I’d put forward Hello Lola by the Mound City Blue Blowers (1929), Bugle Call Rag by the Billy Banks Rhythmakers (1932), That’s A’ Plenty by Wild Bill Davison (1943), and this (which I’ve suggested to Alyn and should be played on JRR this Saturday):


  1. Andrew J. Sammut said,

    “Maple Leaf Rag” was my first experience of Sidney Bechet: the vibrato you could walk through, his way of nudging the Tommy Ladnier’s trumpet out of the way to take the lead and the “rhythmic audacity” that Bob Wilber pointed to. This is a ton of good music here though!

    • Jim Denham said,

      Couldn’t agree with you more, Andrew. And Larkin, an enthusiastic fan ( who wrote the poem ‘For Sidney Bechet’, rated Maple Leaf as one of his best sides:

      “Positive as I am that Sidney Bechet is one of the half-dozen leading figures in jazz, I sometimes hesitate when asked to name a record by him that will bring any unbeliever round to my way of thinking. For his particular power resides, after all, in generalities – the majestic *cantabile sostenuto*, the authoritative vitality – and those exist despite innumerable individual records that reveal gobbling irrelevancy, mannered quotes from minor classics, sticky balladry, instant Dixieland, frightful travelling companions.
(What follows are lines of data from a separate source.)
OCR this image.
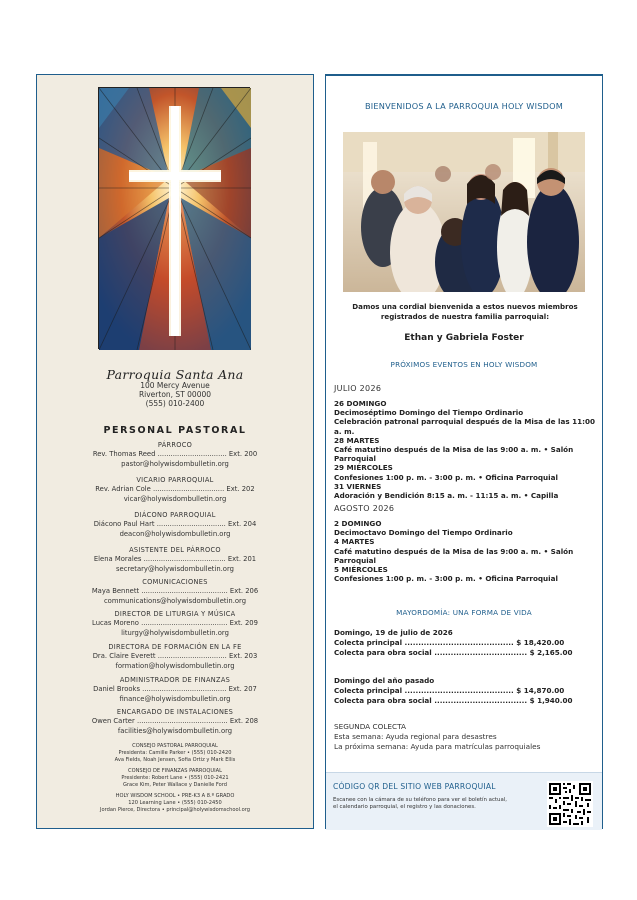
Parroquia Santa Ana
100 Mercy Avenue
Riverton, ST 00000
(555) 010-2400
PERSONAL PASTORAL
PÁRROCO
Rev. Thomas Reed ................................ Ext. 200
pastor@holywisdombulletin.org
VICARIO PARROQUIAL
Rev. Adrian Cole ................................. Ext. 202
vicar@holywisdombulletin.org
DIÁCONO PARROQUIAL
Diácono Paul Hart ................................ Ext. 204
deacon@holywisdombulletin.org
ASISTENTE DEL PÁRROCO
Elena Morales ...................................... Ext. 201
secretary@holywisdombulletin.org
COMUNICACIONES
Maya Bennett ........................................ Ext. 206
communications@holywisdombulletin.org
DIRECTOR DE LITURGIA Y MÚSICA
Lucas Moreno ........................................ Ext. 209
liturgy@holywisdombulletin.org
DIRECTORA DE FORMACIÓN EN LA FE
Dra. Claire Everett ................................ Ext. 203
formation@holywisdombulletin.org
ADMINISTRADOR DE FINANZAS
Daniel Brooks ....................................... Ext. 207
finance@holywisdombulletin.org
ENCARGADO DE INSTALACIONES
Owen Carter .......................................... Ext. 208
facilities@holywisdombulletin.org
CONSEJO PASTORAL PARROQUIAL
Presidenta: Camille Parker • (555) 010-2420
Ava Fields, Noah Jensen, Sofia Ortiz y Mark Ellis
CONSEJO DE FINANZAS PARROQUIAL
Presidente: Robert Lane • (555) 010-2421
Grace Kim, Peter Wallace y Danielle Ford
HOLY WISDOM SCHOOL • PRE-K3 A 8.º GRADO
120 Learning Lane • (555) 010-2450
Jordan Pierce, Directora • principal@holywisdomschool.org
BIENVENIDOS A LA PARROQUIA HOLY WISDOM
Damos una cordial bienvenida a estos nuevos miembros registrados de nuestra familia parroquial:
Ethan y Gabriela Foster
PRÓXIMOS EVENTOS EN HOLY WISDOM
JULIO 2026
26 DOMINGO
Decimoséptimo Domingo del Tiempo Ordinario
Celebración patronal parroquial después de la Misa de las 11:00 a. m.
28 MARTES
Café matutino después de la Misa de las 9:00 a. m. • Salón Parroquial
29 MIÉRCOLES
Confesiones 1:00 p. m. - 3:00 p. m. • Oficina Parroquial
31 VIERNES
Adoración y Bendición 8:15 a. m. - 11:15 a. m. • Capilla
AGOSTO 2026
2 DOMINGO
Decimoctavo Domingo del Tiempo Ordinario
4 MARTES
Café matutino después de la Misa de las 9:00 a. m. • Salón Parroquial
5 MIÉRCOLES
Confesiones 1:00 p. m. - 3:00 p. m. • Oficina Parroquial
MAYORDOMÍA: UNA FORMA DE VIDA
Domingo, 19 de julio de 2026
Colecta principal ........................................ $ 18,420.00
Colecta para obra social .................................. $ 2,165.00
Domingo del año pasado
Colecta principal ........................................ $ 14,870.00
Colecta para obra social .................................. $ 1,940.00
SEGUNDA COLECTA
Esta semana: Ayuda regional para desastres
La próxima semana: Ayuda para matrículas parroquiales
CÓDIGO QR DEL SITIO WEB PARROQUIAL
Escanee con la cámara de su teléfono para ver el boletín actual,
el calendario parroquial, el registro y las donaciones.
Pressed, I suppose I should nominate ‘Nobody Knows The Way I Feel This Morning’ (1940), ‘Blue Horizon’ (1944), or ‘Maple Leaf Rag’ (1932).

      BTW Andrew: are you the genius behind ‘The Pop of Yestercentury’ by any chance?

      • Andrew J. Sammut said,

        That is a magnificent quote, and Larkin has great taste in Bechet records.

        I do write The Pop of Yestercentury, and you are very kind.

  2. The hottest jazz record ever made? | OzHouse said,

    […] Nov 15 2013 by admin […]

  3. les said,

    i nominate “scrapple from the apple” by the charlie parker quintet

    i listen to this recording at least once a month. and when i think of a piece of music that can barely contain its own exuberance, its own joy, this is one of the pieces i think of.

    • Jim Denham said,

      Nice choice, Les, though I tend to associate “hot” jazz with the pre-bop period. You may be interested to hear that the other nominations played on Saturday’s JRR were Ellington’s Main Stem (1942 and the Albert Ammons Rhythm Kings’ St Louis Blues (1947). Why not send Alyn your nomination?

  4. james L davis said,

    wes Montgomery what ever “to be young gifted and black -nina simone

  5. Matt Dykes said,

    Jim, without wishing to open up one almighty question (but proceeding none the less), why do you associate ‘hot’ jazz with the pre-bop era?

    • Jim Denham said,

      A good question, Matt, and one I’m not sure I have a ready answer to. But I’m not alone in my opinion on this: I was discussing this very question recently with a friend who’s favourite musician is Lester Young (surely the epitome of “cool”) who expressed the view that “hot” jazz more or less means jazz recorded from the late twenties to mid thirties (he cited the Billy Banks Rythmakers as the ultimate example), and the advent of Pres with Basie’s band as the start of the “cool” era. The urgent, slightly nervy drive of people like Condon, Singleton, Russell and Henry Red Allen in the early thirties (eg on the Billy Banks sides), sums up what the term “hot jazz” realy means – to me at least. I suppose you could argue that some of Parker’s stuff from the mid-to-late forties displays the same qualities (see les’ comment above), but somehow the term “hot” doesn’t quite fit Parker – perhaps because even at his most frantic, he always sounded “cool.”